Le fatiche del viaggio si fanno sentire e le poche ore di sonno non sono state delle migliori.


Di Almerìa non vediamo molto. La tappa odierna recita 850 km da percorrere e quindi partiamo subito dirigendoci verso l’autostrada.


Dopo aver fatto colazione all'autogrill, ci rimettiamo in marcia sulle scorrevoli autostrade spagnole lungo le quali testiamo con successo il cruise-control della nostra Wrangler.


Finalmente, dopo tanti km, arriviamo a Barcellona: il capoluogo catalano si svela ai nostri occhi. Arriviamo in città dal porto e le nostre guide non nascondono la felicità di essere tornati a casa.


Come promesso, ci fanno fare un tour della città. Barcellona è situata nel nord-est della Spagna, e si trova al margine del mar Mediterraneo, a circa 160 km a sud dalla catena montuosa dei Pirenei e 150 km dal Col du Perthus, che segna il confine con la Francia, in una pianura situata tra il mare e la suddetta catena montuosa, tra le foci dei fiumi Besòs e Llobregat.

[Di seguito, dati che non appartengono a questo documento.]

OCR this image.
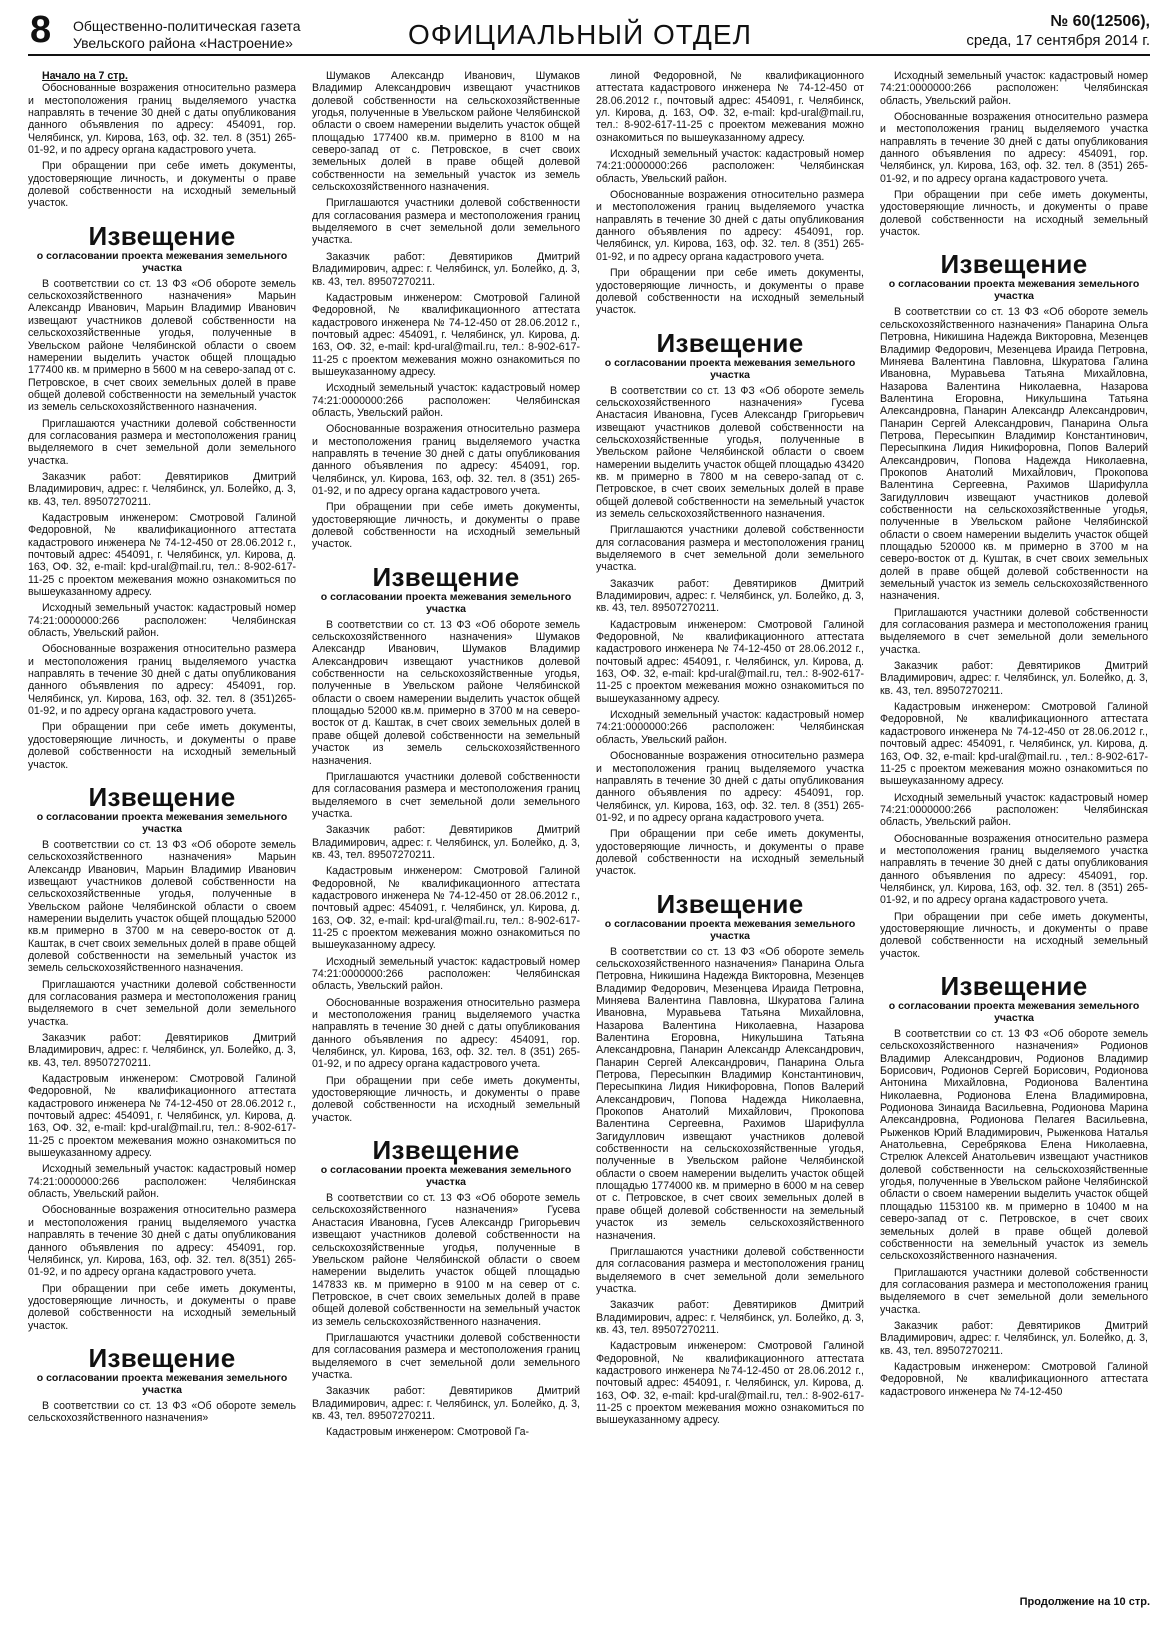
8 Общественно-политическая газета
Увельского района «Настроение»	ОФИЦИАЛЬНЫЙ ОТДЕЛ	№ 60(12506),
среда, 17 сентября 2014 г.

Начало на 7 стр.

Обоснованные возражения относительно размера и местоположения границ выделяемого участка направлять в течение 30 дней с даты опубликования данного объявления по адресу: 454091, гор. Челябинск, ул. Кирова, 163, оф. 32. тел. 8 (351) 265-01-92, и по адресу органа кадастрового учета.

При обращении при себе иметь документы, удостоверяющие личность, и документы о праве долевой собственности на исходный земельный участок.

Извещение
о согласовании проекта межевания земельного участка

В соответствии со ст. 13 ФЗ «Об обороте земель сельскохозяйственного назначения» Марьин Александр Иванович, Марьин Владимир Иванович извещают участников долевой собственности на сельскохозяйственные угодья, полученные в Увельском районе Челябинской области о своем намерении выделить участок общей площадью 177400 кв. м примерно в 5600 м на северо-запад от с. Петровское, в счет своих земельных долей в праве общей долевой собственности на земельный участок из земель сельскохозяйственного назначения.

Приглашаются участники долевой собственности для согласования размера и местоположения границ выделяемого в счет земельной доли земельного участка.

Заказчик работ: Девятириков Дмитрий Владимирович, адрес: г. Челябинск, ул. Болейко, д. 3, кв. 43, тел. 89507270211.

Кадастровым инженером: Смотровой Галиной Федоровной, № квалификационного аттестата кадастрового инженера № 74-12-450 от 28.06.2012 г., почтовый адрес: 454091, г. Челябинск, ул. Кирова, д. 163, ОФ. 32, e-mail: kpd-ural@mail.ru, тел.: 8-902-617-11-25 с проектом межевания можно ознакомиться по вышеуказанному адресу.

Исходный земельный участок: кадастровый номер 74:21:0000000:266 расположен: Челябинская область, Увельский район.

Обоснованные возражения относительно размера и местоположения границ выделяемого участка направлять в течение 30 дней с даты опубликования данного объявления по адресу: 454091, гор. Челябинск, ул. Кирова, 163, оф. 32. тел. 8 (351)265-01-92, и по адресу органа кадастрового учета.

При обращении при себе иметь документы, удостоверяющие личность, и документы о праве долевой собственности на исходный земельный участок.

Извещение
о согласовании проекта межевания земельного участка

В соответствии со ст. 13 ФЗ «Об обороте земель сельскохозяйственного назначения» Марьин Александр Иванович, Марьин Владимир Иванович извещают участников долевой собственности на сельскохозяйственные угодья, полученные в Увельском районе Челябинской области о своем намерении выделить участок общей площадью 52000 кв.м примерно в 3700 м на северо-восток от д. Каштак, в счет своих земельных долей в праве общей долевой собственности на земельный участок из земель сельскохозяйственного назначения.

Приглашаются участники долевой собственности для согласования размера и местоположения границ выделяемого в счет земельной доли земельного участка.

Заказчик работ: Девятириков Дмитрий Владимирович, адрес: г. Челябинск, ул. Болейко, д. 3, кв. 43, тел. 89507270211.

Кадастровым инженером: Смотровой Галиной Федоровной, № квалификационного аттестата кадастрового инженера № 74-12-450 от 28.06.2012 г., почтовый адрес: 454091, г. Челябинск, ул. Кирова, д. 163, ОФ. 32, e-mail: kpd-ural@mail.ru, тел.: 8-902-617-11-25 с проектом межевания можно ознакомиться по вышеуказанному адресу.

Исходный земельный участок: кадастровый номер 74:21:0000000:266 расположен: Челябинская область, Увельский район.

Обоснованные возражения относительно размера и местоположения границ выделяемого участка направлять в течение 30 дней с даты опубликования данного объявления по адресу: 454091, гор. Челябинск, ул. Кирова, 163, оф. 32. тел. 8(351) 265-01-92, и по адресу органа кадастрового учета.

При обращении при себе иметь документы, удостоверяющие личность, и документы о праве долевой собственности на исходный земельный участок.

Извещение
о согласовании проекта межевания земельного участка

В соответствии со ст. 13 ФЗ «Об обороте земель сельскохозяйственного назначения»

Шумаков Александр Иванович, Шумаков Владимир Александрович извещают участников долевой собственности на сельскохозяйственные угодья, полученные в Увельском районе Челябинской области о своем намерении выделить участок общей площадью 177400 кв.м. примерно в 8100 м на северо-запад от с. Петровское, в счет своих земельных долей в праве общей долевой собственности на земельный участок из земель сельскохозяйственного назначения.

Приглашаются участники долевой собственности для согласования размера и местоположения границ выделяемого в счет земельной доли земельного участка.

Заказчик работ: Девятириков Дмитрий Владимирович, адрес: г. Челябинск, ул. Болейко, д. 3, кв. 43, тел. 89507270211.

Кадастровым инженером: Смотровой Галиной Федоровной, № квалификационного аттестата кадастрового инженера № 74-12-450 от 28.06.2012 г., почтовый адрес: 454091, г. Челябинск, ул. Кирова, д. 163, ОФ. 32, e-mail: kpd-ural@mail.ru, тел.: 8-902-617-11-25 с проектом межевания можно ознакомиться по вышеуказанному адресу.

Исходный земельный участок: кадастровый номер 74:21:0000000:266 расположен: Челябинская область, Увельский район.

Обоснованные возражения относительно размера и местоположения границ выделяемого участка направлять в течение 30 дней с даты опубликования данного объявления по адресу: 454091, гор. Челябинск, ул. Кирова, 163, оф. 32. тел. 8 (351) 265-01-92, и по адресу органа кадастрового учета.

При обращении при себе иметь документы, удостоверяющие личность, и документы о праве долевой собственности на исходный земельный участок.

Извещение
о согласовании проекта межевания земельного участка

В соответствии со ст. 13 ФЗ «Об обороте земель сельскохозяйственного назначения» Шумаков Александр Иванович, Шумаков Владимир Александрович извещают участников долевой собственности на сельскохозяйственные угодья, полученные в Увельском районе Челябинской области о своем намерении выделить участок общей площадью 52000 кв.м. примерно в 3700 м на северо-восток от д. Каштак, в счет своих земельных долей в праве общей долевой собственности на земельный участок из земель сельскохозяйственного назначения.

Приглашаются участники долевой собственности для согласования размера и местоположения границ выделяемого в счет земельной доли земельного участка.

Заказчик работ: Девятириков Дмитрий Владимирович, адрес: г. Челябинск, ул. Болейко, д. 3, кв. 43, тел. 89507270211.

Кадастровым инженером: Смотровой Галиной Федоровной, № квалификационного аттестата кадастрового инженера № 74-12-450 от 28.06.2012 г., почтовый адрес: 454091, г. Челябинск, ул. Кирова, д. 163, ОФ. 32, e-mail: kpd-ural@mail.ru, тел.: 8-902-617-11-25 с проектом межевания можно ознакомиться по вышеуказанному адресу.

Исходный земельный участок: кадастровый номер 74:21:0000000:266 расположен: Челябинская область, Увельский район.

Обоснованные возражения относительно размера и местоположения границ выделяемого участка направлять в течение 30 дней с даты опубликования данного объявления по адресу: 454091, гор. Челябинск, ул. Кирова, 163, оф. 32. тел. 8 (351) 265-01-92, и по адресу органа кадастрового учета.

При обращении при себе иметь документы, удостоверяющие личность, и документы о праве долевой собственности на исходный земельный участок.

Извещение
о согласовании проекта межевания земельного участка

В соответствии со ст. 13 ФЗ «Об обороте земель сельскохозяйственного назначения» Гусева Анастасия Ивановна, Гусев Александр Григорьевич извещают участников долевой собственности на сельскохозяйственные угодья, полученные в Увельском районе Челябинской области о своем намерении выделить участок общей площадью 147833 кв. м примерно в 9100 м на север от с. Петровское, в счет своих земельных долей в праве общей долевой собственности на земельный участок из земель сельскохозяйственного назначения.

Приглашаются участники долевой собственности для согласования размера и местоположения границ выделяемого в счет земельной доли земельного участка.

Заказчик работ: Девятириков Дмитрий Владимирович, адрес: г. Челябинск, ул. Болейко, д. 3, кв. 43, тел. 89507270211.

Кадастровым инженером: Смотровой Га-

линой Федоровной, № квалификационного аттестата кадастрового инженера № 74-12-450 от 28.06.2012 г., почтовый адрес: 454091, г. Челябинск, ул. Кирова, д. 163, ОФ. 32, e-mail: kpd-ural@mail.ru, тел.: 8-902-617-11-25 с проектом межевания можно ознакомиться по вышеуказанному адресу.

Исходный земельный участок: кадастровый номер 74:21:0000000:266 расположен: Челябинская область, Увельский район.

Обоснованные возражения относительно размера и местоположения границ выделяемого участка направлять в течение 30 дней с даты опубликования данного объявления по адресу: 454091, гор. Челябинск, ул. Кирова, 163, оф. 32. тел. 8 (351) 265-01-92, и по адресу органа кадастрового учета.

При обращении при себе иметь документы, удостоверяющие личность, и документы о праве долевой собственности на исходный земельный участок.

Извещение
о согласовании проекта межевания земельного участка

В соответствии со ст. 13 ФЗ «Об обороте земель сельскохозяйственного назначения» Гусева Анастасия Ивановна, Гусев Александр Григорьевич извещают участников долевой собственности на сельскохозяйственные угодья, полученные в Увельском районе Челябинской области о своем намерении выделить участок общей площадью 43420 кв. м примерно в 7800 м на северо-запад от с. Петровское, в счет своих земельных долей в праве общей долевой собственности на земельный участок из земель сельскохозяйственного назначения.

Приглашаются участники долевой собственности для согласования размера и местоположения границ выделяемого в счет земельной доли земельного участка.

Заказчик работ: Девятириков Дмитрий Владимирович, адрес: г. Челябинск, ул. Болейко, д. 3, кв. 43, тел. 89507270211.

Кадастровым инженером: Смотровой Галиной Федоровной, № квалификационного аттестата кадастрового инженера № 74-12-450 от 28.06.2012 г., почтовый адрес: 454091, г. Челябинск, ул. Кирова, д. 163, ОФ. 32, e-mail: kpd-ural@mail.ru, тел.: 8-902-617-11-25 с проектом межевания можно ознакомиться по вышеуказанному адресу.

Исходный земельный участок: кадастровый номер 74:21:0000000:266 расположен: Челябинская область, Увельский район.

Обоснованные возражения относительно размера и местоположения границ выделяемого участка направлять в течение 30 дней с даты опубликования данного объявления по адресу: 454091, гор. Челябинск, ул. Кирова, 163, оф. 32. тел. 8 (351) 265-01-92, и по адресу органа кадастрового учета.

При обращении при себе иметь документы, удостоверяющие личность, и документы о праве долевой собственности на исходный земельный участок.

Извещение
о согласовании проекта межевания земельного участка

В соответствии со ст. 13 ФЗ «Об обороте земель сельскохозяйственного назначения» Панарина Ольга Петровна, Никишина Надежда Викторовна, Мезенцев Владимир Федорович, Мезенцева Ираида Петровна, Миняева Валентина Павловна, Шкуратова Галина Ивановна, Муравьева Татьяна Михайловна, Назарова Валентина Николаевна, Назарова Валентина Егоровна, Никульшина Татьяна Александровна, Панарин Александр Александрович, Панарин Сергей Александрович, Панарина Ольга Петрова, Пересыпкин Владимир Константинович, Пересыпкина Лидия Никифоровна, Попов Валерий Александрович, Попова Надежда Николаевна, Прокопов Анатолий Михайлович, Прокопова Валентина Сергеевна, Рахимов Шарифулла Загидуллович извещают участников долевой собственности на сельскохозяйственные угодья, полученные в Увельском районе Челябинской области о своем намерении выделить участок общей площадью 1774000 кв. м примерно в 6000 м на север от с. Петровское, в счет своих земельных долей в праве общей долевой собственности на земельный участок из земель сельскохозяйственного назначения.

Приглашаются участники долевой собственности для согласования размера и местоположения границ выделяемого в счет земельной доли земельного участка.

Заказчик работ: Девятириков Дмитрий Владимирович, адрес: г. Челябинск, ул. Болейко, д. 3, кв. 43, тел. 89507270211.

Кадастровым инженером: Смотровой Галиной Федоровной, № квалификационного аттестата кадастрового инженера №74-12-450 от 28.06.2012 г., почтовый адрес: 454091, г. Челябинск, ул. Кирова, д. 163, ОФ. 32, e-mail: kpd-ural@mail.ru, тел.: 8-902-617-11-25 с проектом межевания можно ознакомиться по вышеуказанному адресу.

Исходный земельный участок: кадастровый номер 74:21:0000000:266 расположен: Челябинская область, Увельский район.

Обоснованные возражения относительно размера и местоположения границ выделяемого участка направлять в течение 30 дней с даты опубликования данного объявления по адресу: 454091, гор. Челябинск, ул. Кирова, 163, оф. 32. тел. 8 (351) 265-01-92, и по адресу органа кадастрового учета.

При обращении при себе иметь документы, удостоверяющие личность, и документы о праве долевой собственности на исходный земельный участок.

Извещение
о согласовании проекта межевания земельного участка

В соответствии со ст. 13 ФЗ «Об обороте земель сельскохозяйственного назначения» Панарина Ольга Петровна, Никишина Надежда Викторовна, Мезенцев Владимир Федорович, Мезенцева Ираида Петровна, Миняева Валентина Павловна, Шкуратова Галина Ивановна, Муравьева Татьяна Михайловна, Назарова Валентина Николаевна, Назарова Валентина Егоровна, Никульшина Татьяна Александровна, Панарин Александр Александрович, Панарин Сергей Александрович, Панарина Ольга Петрова, Пересыпкин Владимир Константинович, Пересыпкина Лидия Никифоровна, Попов Валерий Александрович, Попова Надежда Николаевна, Прокопов Анатолий Михайлович, Прокопова Валентина Сергеевна, Рахимов Шарифулла Загидуллович извещают участников долевой собственности на сельскохозяйственные угодья, полученные в Увельском районе Челябинской области о своем намерении выделить участок общей площадью 520000 кв. м примерно в 3700 м на северо-восток от д. Куштак, в счет своих земельных долей в праве общей долевой собственности на земельный участок из земель сельскохозяйственного назначения.

Приглашаются участники долевой собственности для согласования размера и местоположения границ выделяемого в счет земельной доли земельного участка.

Заказчик работ: Девятириков Дмитрий Владимирович, адрес: г. Челябинск, ул. Болейко, д. 3, кв. 43, тел. 89507270211.

Кадастровым инженером: Смотровой Галиной Федоровной, № квалификационного аттестата кадастрового инженера № 74-12-450 от 28.06.2012 г., почтовый адрес: 454091, г. Челябинск, ул. Кирова, д. 163, ОФ. 32, e-mail: kpd-ural@mail.ru. , тел.: 8-902-617-11-25 с проектом межевания можно ознакомиться по вышеуказанному адресу.

Исходный земельный участок: кадастровый номер 74:21:0000000:266 расположен: Челябинская область, Увельский район.

Обоснованные возражения относительно размера и местоположения границ выделяемого участка направлять в течение 30 дней с даты опубликования данного объявления по адресу: 454091, гор. Челябинск, ул. Кирова, 163, оф. 32. тел. 8 (351) 265-01-92, и по адресу органа кадастрового учета.

При обращении при себе иметь документы, удостоверяющие личность, и документы о праве долевой собственности на исходный земельный участок.

Извещение
о согласовании проекта межевания земельного участка

В соответствии со ст. 13 ФЗ «Об обороте земель сельскохозяйственного назначения» Родионов Владимир Александрович, Родионов Владимир Борисович, Родионов Сергей Борисович, Родионова Антонина Михайловна, Родионова Валентина Николаевна, Родионова Елена Владимировна, Родионова Зинаида Васильевна, Родионова Марина Александровна, Родионова Пелагея Васильевна, Рыженков Юрий Владимирович, Рыженкова Наталья Анатольевна, Серебрякова Елена Николаевна, Стрелюк Алексей Анатольевич извещают участников долевой собственности на сельскохозяйственные угодья, полученные в Увельском районе Челябинской области о своем намерении выделить участок общей площадью 1153100 кв. м примерно в 10400 м на северо-запад от с. Петровское, в счет своих земельных долей в праве общей долевой собственности на земельный участок из земель сельскохозяйственного назначения.

Приглашаются участники долевой собственности для согласования размера и местоположения границ выделяемого в счет земельной доли земельного участка.

Заказчик работ: Девятириков Дмитрий Владимирович, адрес: г. Челябинск, ул. Болейко, д. 3, кв. 43, тел. 89507270211.

Кадастровым инженером: Смотровой Галиной Федоровной, № квалификационного аттестата кадастрового инженера № 74-12-450

Продолжение на 10 стр.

Xavi e Sergio ci portano dapprima al Parc de Montjuic, un parco che si trova su una montagna a ridosso del mare e dove visitiamo il Palau Nacional, antica residenza estiva dei re di Spagna, da dove si ha una magnifica vista su tutta la città di Barcellona. Da una parte il mare e l’imponente porto commerciale, dall’altra la città dal Parc de la Ciutadella a nord-est alla zona dell’Università di Barcellona a sud-ovest.


Una volta capito come si estende la città, scendiamo dal Parc de Montjuic e ci addentriamo nelle vie di Barca. L’impatto è subito dei migliori. Una città vibrante, cosmopolita, moderna, giovane, divertente e pulita.


Dalla piazza con il monumento a Colombo vicino al mare ci inseriamo per la strada più famosa di Barcellona, ovvero La Rambla. Negozi, ristoranti, cinema, teatri, biciclette, giocolieri, turisti, chi più ne ha più ne metta in una strada che è un’esplosione di vitalità e tapas!


Sgusciamo nel caos della gente sino a sbucare nell’enorme spazio della Placa de Catalunya prima di immeterci sulla Passeig de Gracia per ammirare le meraviglie di Gaudì: prima Casa Batlò, poi La Pedrera.


Spendere parole per descrivere queste opere d’arte sarebbe uno sforzo invano, cari lettori. Quel che posso dirvi è: comprate un biglietto per Barcellona ed andate ad ammirare un’opera la cui arte raggiunge livelli così elevati di bellezza che non serve critico alcuno a dirci che quella è arte!


La frenesia della città e le sue bellezze artistiche ci danno quel poco d’energia in più che ci serve ad ammirare la Sagrada Familia. Genialità fatta materia. Una visione onirica di forme e strutture.


E sulle forme dell’architettura di Gaudì finisce il nostro emozionante viaggio.